Pendant la création de The Master’s Pupil, Naoum a eu beaucoup de temps pour réfléchir aux façons dont les jeux et les arts visuels se croisent, surtout dans le sens abstrait. Pendant que nous discutons, il fait un peu de poésie sur les façons dont les jeux sont intrinsèquement abstraits – par exemple, prendre un objet est abstrait pour le joueur, il suffit d’appuyer sur un bouton. Et pourtant, tant de jeux AAA tendent à rechercher quelque chose de proche du réalisme, surtout en ce qui concerne les graphismes. En revanche, il soutient, les jeux indépendants n’ont généralement pas les budgets pour le réalisme et se tournent encore plus vers l’abstraction.

“Au lieu de dire ‘Nous avons dépensé des millions de dollars et cinq ans pour faire de ce jeu la représentation la plus réaliste de Chicago’, ils disent ‘Voici un carré qui saute à travers un paysage de lignes droites et de carrés, et j’ai juste une voix off qui rend cela intéressant.’ C’est le cas de Thomas is Alone. Voici l’idée de Limbo, mais nous sommes un jeu de plateforme et nous ne sommes que des ombres noires et blanches dans un paysage. Même A Short Hike. C’est pixelisé dans ce format isométrique, et vous courez simplement partout.”

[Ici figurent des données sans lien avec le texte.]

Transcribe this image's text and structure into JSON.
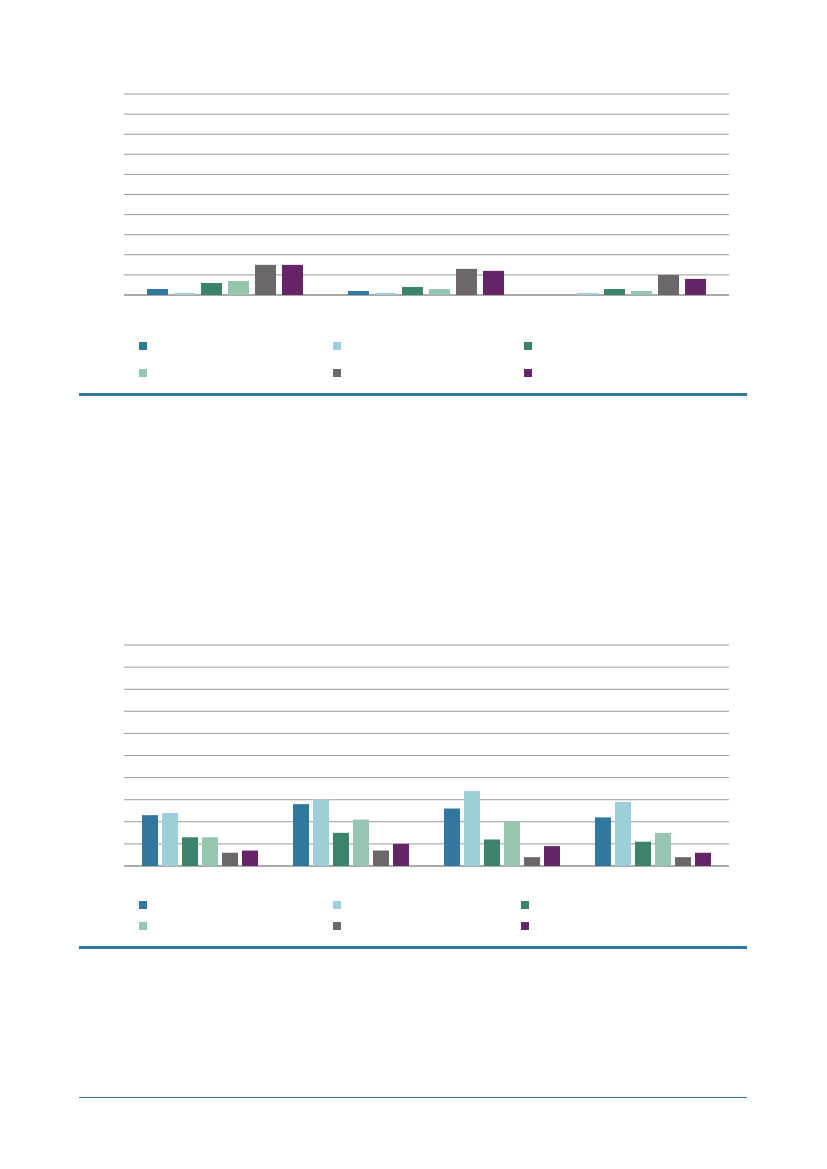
{
  "colors": {
    "blue": "#31789e",
    "light_blue": "#9ecfd9",
    "green": "#3b836a",
    "light_green": "#96c5b1",
    "gray": "#6d6868",
    "purple": "#662569",
    "grid": "#9a9a9a",
    "rule": "#31789e"
  },
  "chart_data": [
    {
      "type": "bar",
      "categories": [
        "",
        "",
        ""
      ],
      "ylim": [
        0,
        100
      ],
      "grid": true,
      "legend_placement": "bottom",
      "series": [
        {
          "color_key": "blue",
          "values": [
            3,
            2,
            0
          ]
        },
        {
          "color_key": "light_blue",
          "values": [
            1,
            1,
            1
          ]
        },
        {
          "color_key": "green",
          "values": [
            6,
            4,
            3
          ]
        },
        {
          "color_key": "light_green",
          "values": [
            7,
            3,
            2
          ]
        },
        {
          "color_key": "gray",
          "values": [
            15,
            13,
            10
          ]
        },
        {
          "color_key": "purple",
          "values": [
            15,
            12,
            8
          ]
        }
      ]
    },
    {
      "type": "bar",
      "categories": [
        "",
        "",
        "",
        ""
      ],
      "ylim": [
        0,
        100
      ],
      "grid": true,
      "legend_placement": "bottom",
      "series": [
        {
          "color_key": "blue",
          "values": [
            23,
            28,
            26,
            22
          ]
        },
        {
          "color_key": "light_blue",
          "values": [
            24,
            30,
            34,
            29
          ]
        },
        {
          "color_key": "green",
          "values": [
            13,
            15,
            12,
            11
          ]
        },
        {
          "color_key": "light_green",
          "values": [
            13,
            21,
            20,
            15
          ]
        },
        {
          "color_key": "gray",
          "values": [
            6,
            7,
            4,
            4
          ]
        },
        {
          "color_key": "purple",
          "values": [
            7,
            10,
            9,
            6
          ]
        }
      ]
    }
  ]
}
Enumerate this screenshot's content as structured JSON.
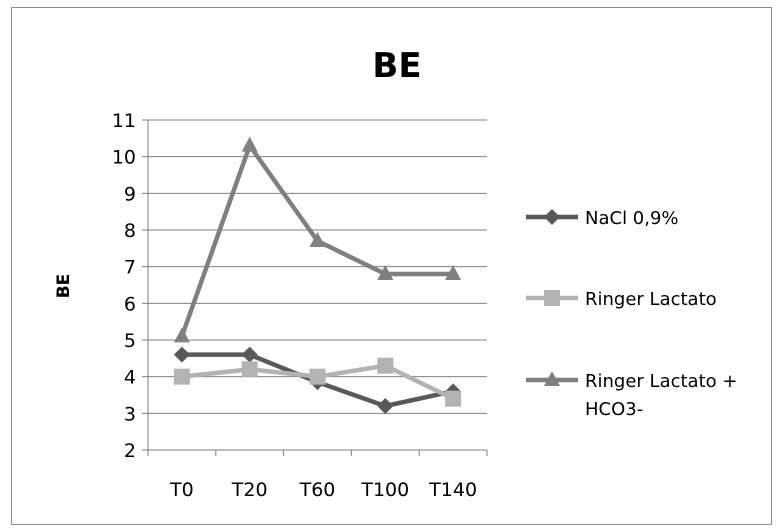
{
  "chart_data": {
    "type": "line",
    "title": "BE",
    "ylabel": "BE",
    "xlabel": "",
    "categories": [
      "T0",
      "T20",
      "T60",
      "T100",
      "T140"
    ],
    "ylim": [
      2,
      11
    ],
    "yticks": [
      2,
      3,
      4,
      5,
      6,
      7,
      8,
      9,
      10,
      11
    ],
    "grid": true,
    "legend_position": "right",
    "series": [
      {
        "name": "NaCl 0,9%",
        "values": [
          4.6,
          4.6,
          3.85,
          3.2,
          3.6
        ],
        "color": "#595959",
        "marker": "diamond"
      },
      {
        "name": "Ringer Lactato",
        "values": [
          4.0,
          4.2,
          4.0,
          4.3,
          3.4
        ],
        "color": "#b3b3b3",
        "marker": "square"
      },
      {
        "name": "Ringer Lactato + HCO3-",
        "values": [
          5.1,
          10.3,
          7.7,
          6.8,
          6.8
        ],
        "color": "#808080",
        "marker": "triangle"
      }
    ]
  }
}
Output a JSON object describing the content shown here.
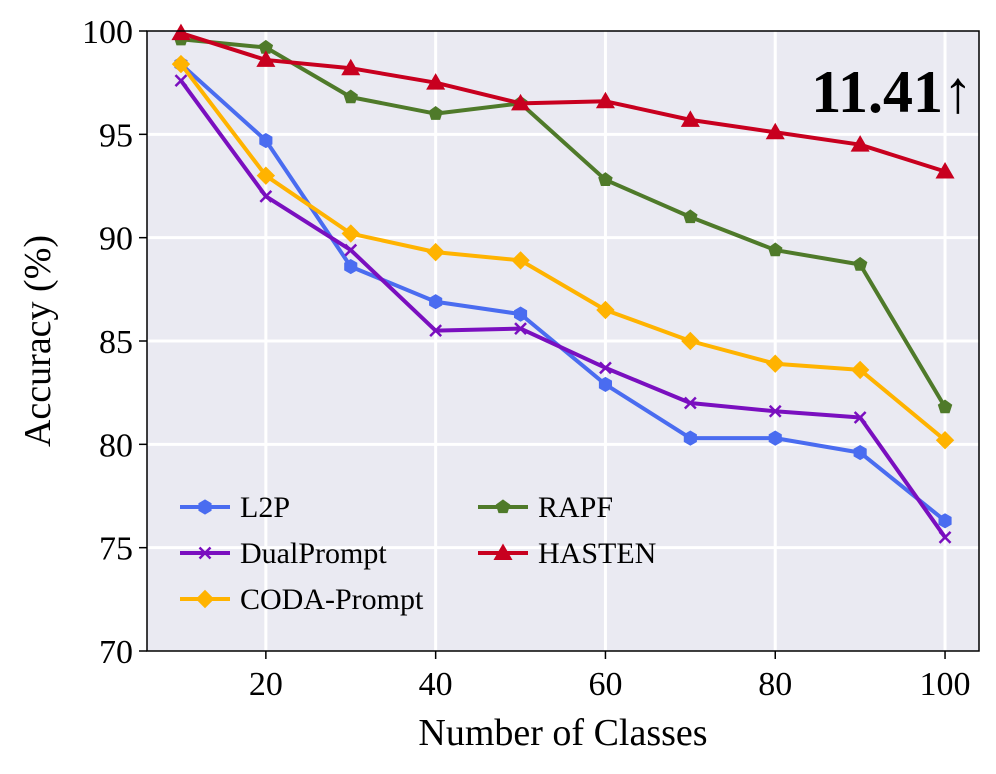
{
  "chart_data": {
    "type": "line",
    "xlabel": "Number of Classes",
    "ylabel": "Accuracy (%)",
    "xlim": [
      6,
      104
    ],
    "ylim": [
      70,
      100
    ],
    "x_ticks": [
      20,
      40,
      60,
      80,
      100
    ],
    "y_ticks": [
      70,
      75,
      80,
      85,
      90,
      95,
      100
    ],
    "grid": true,
    "background": "#eaeaf2",
    "legend_placement": "lower-left",
    "annotation": "11.41↑",
    "x": [
      10,
      20,
      30,
      40,
      50,
      60,
      70,
      80,
      90,
      100
    ],
    "series": [
      {
        "name": "L2P",
        "color": "#4a6cf0",
        "marker": "hexagon",
        "values": [
          98.4,
          94.7,
          88.6,
          86.9,
          86.3,
          82.9,
          80.3,
          80.3,
          79.6,
          76.3
        ]
      },
      {
        "name": "DualPrompt",
        "color": "#7a0fbf",
        "marker": "x",
        "values": [
          97.6,
          92.0,
          89.4,
          85.5,
          85.6,
          83.7,
          82.0,
          81.6,
          81.3,
          75.5
        ]
      },
      {
        "name": "CODA-Prompt",
        "color": "#ffb300",
        "marker": "diamond",
        "values": [
          98.4,
          93.0,
          90.2,
          89.3,
          88.9,
          86.5,
          85.0,
          83.9,
          83.6,
          80.2
        ]
      },
      {
        "name": "RAPF",
        "color": "#4f7a2a",
        "marker": "pentagon",
        "values": [
          99.6,
          99.2,
          96.8,
          96.0,
          96.5,
          92.8,
          91.0,
          89.4,
          88.7,
          81.8
        ]
      },
      {
        "name": "HASTEN",
        "color": "#c8001f",
        "marker": "triangle",
        "values": [
          99.9,
          98.6,
          98.2,
          97.5,
          96.5,
          96.6,
          95.7,
          95.1,
          94.5,
          93.2
        ]
      }
    ]
  }
}
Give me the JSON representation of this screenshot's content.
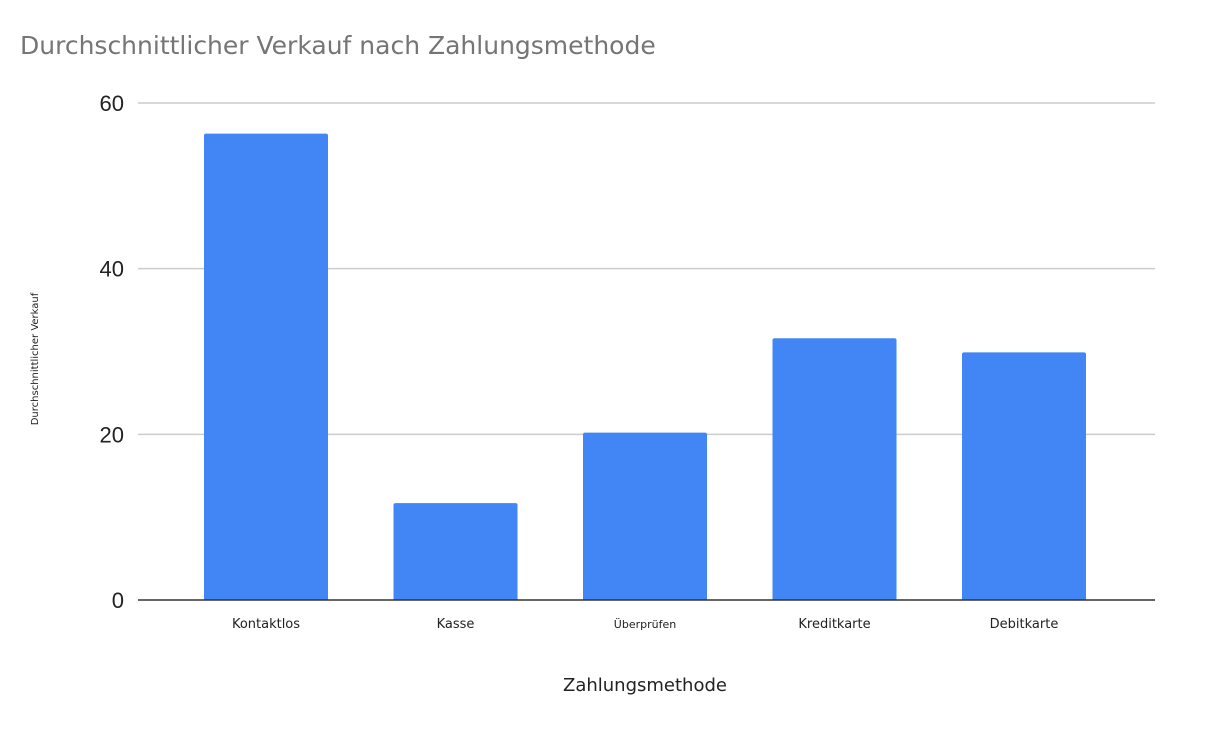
{
  "chart_data": {
    "type": "bar",
    "title": "Durchschnittlicher Verkauf nach Zahlungsmethode",
    "xlabel": "Zahlungsmethode",
    "ylabel": "Durchschnittlicher Verkauf",
    "categories": [
      "Kontaktlos",
      "Kasse",
      "Überprüfen",
      "Kreditkarte",
      "Debitkarte"
    ],
    "values": [
      56.3,
      11.7,
      20.2,
      31.6,
      29.9
    ],
    "ylim": [
      0,
      60
    ],
    "yticks": [
      0,
      20,
      40,
      60
    ],
    "grid": true,
    "legend": "none",
    "colors": {
      "bar": "#4285f4",
      "grid": "#cccccc",
      "axis": "#333333"
    }
  }
}
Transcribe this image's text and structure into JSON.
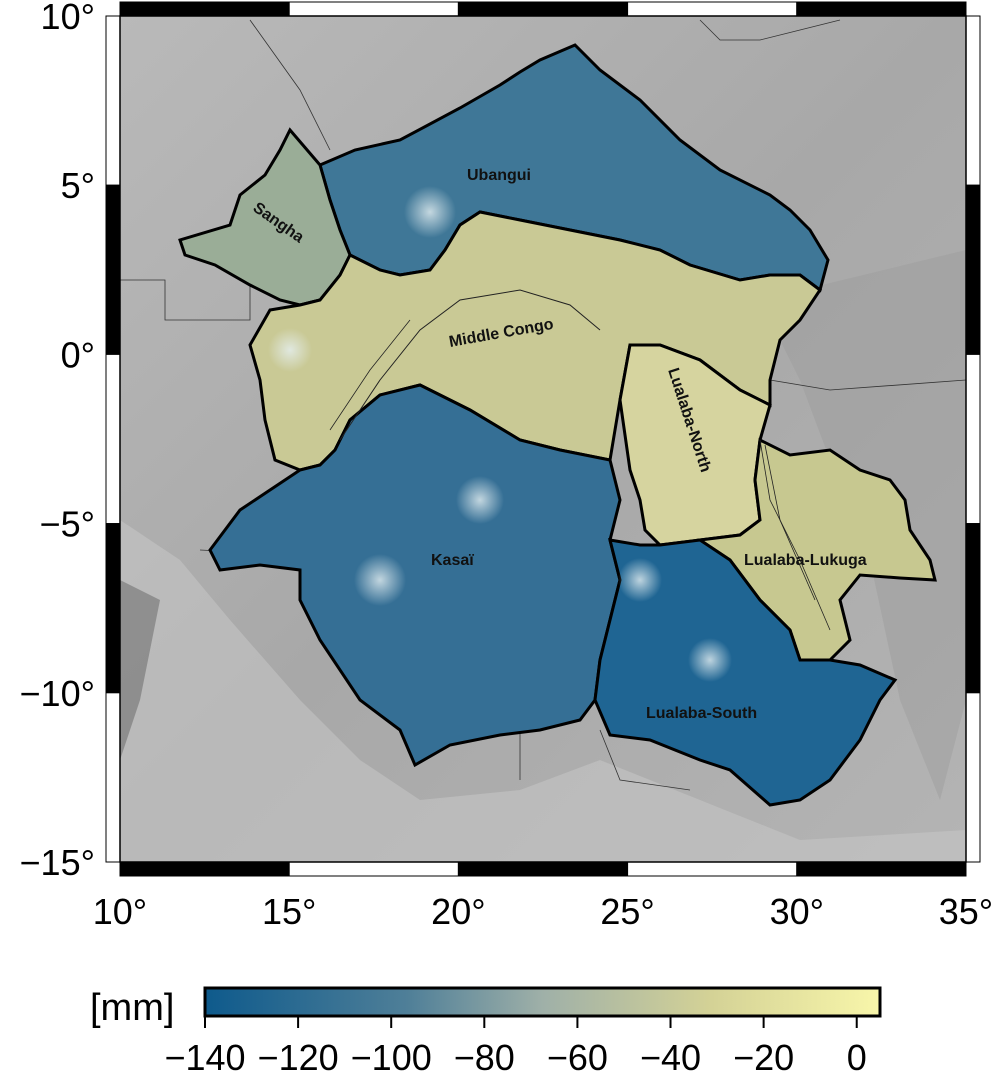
{
  "map": {
    "projection": "geographic",
    "lon_range": [
      10,
      35
    ],
    "lat_range": [
      -15,
      10
    ],
    "x_ticks": [
      "10°",
      "15°",
      "20°",
      "25°",
      "30°",
      "35°"
    ],
    "y_ticks": [
      "10°",
      "5°",
      "0°",
      "−5°",
      "−10°",
      "−15°"
    ],
    "basemap": "shaded relief (grey)",
    "basins": [
      {
        "name": "Ubangui",
        "value_mm": -120
      },
      {
        "name": "Sangha",
        "value_mm": -90
      },
      {
        "name": "Middle Congo",
        "value_mm": -55
      },
      {
        "name": "Lualaba-North",
        "value_mm": -45
      },
      {
        "name": "Lualaba-Lukuga",
        "value_mm": -50
      },
      {
        "name": "Kasaï",
        "value_mm": -115
      },
      {
        "name": "Lualaba-South",
        "value_mm": -130
      }
    ]
  },
  "colorbar": {
    "unit": "[mm]",
    "range": [
      -140,
      5
    ],
    "tick_labels": [
      "−140",
      "−120",
      "−100",
      "−80",
      "−60",
      "−40",
      "−20",
      "0"
    ],
    "colors": [
      "#0e5a8c",
      "#3e7a9c",
      "#8fa8a8",
      "#c8c890",
      "#f6f4a8"
    ]
  }
}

Nous discutons pendant un moment des jeux de Bennett Foddy, en particulier des façons dont son travail précédent QWOP et son prochain Baby Steps s’abstraient encore plus jusqu’à ce que l’idée même de lever la jambe et de faire un pas soit profondément abstraite au point d’être humoristique. La conversation revient finalement à The Master’s Pupil, qui traite de l’abstraction non seulement dans les mécanismes et l’absence de dialogue ou de texte, mais aussi d’une manière très unique à travers ses visuels. Naoum utilise de l’art réel et de la vraie peinture comme véhicule pour créer des scènes abstraites. En conséquence, il a reçu des commentaires de joueurs qui ont trouvé le jeu étonnamment nostalgique – beaucoup d’entre eux n’avaient pas regardé de près des peintures réelles et des coups de pinceau depuis qu’ils étaient enfants et jouaient avec de la peinture aux doigts.

Tout cela combiné – la réaction du public, ses expériences avec d’autres jeux indépendants et sa propre expérience artistique abstraite – rend Naoum curieux de connaître d’autres façons dont les développeurs de jeux vidéo peuvent trouver des éléments abstraits tels que les visuels, le son ou les mécanismes du jeu pour susciter des réactions du public.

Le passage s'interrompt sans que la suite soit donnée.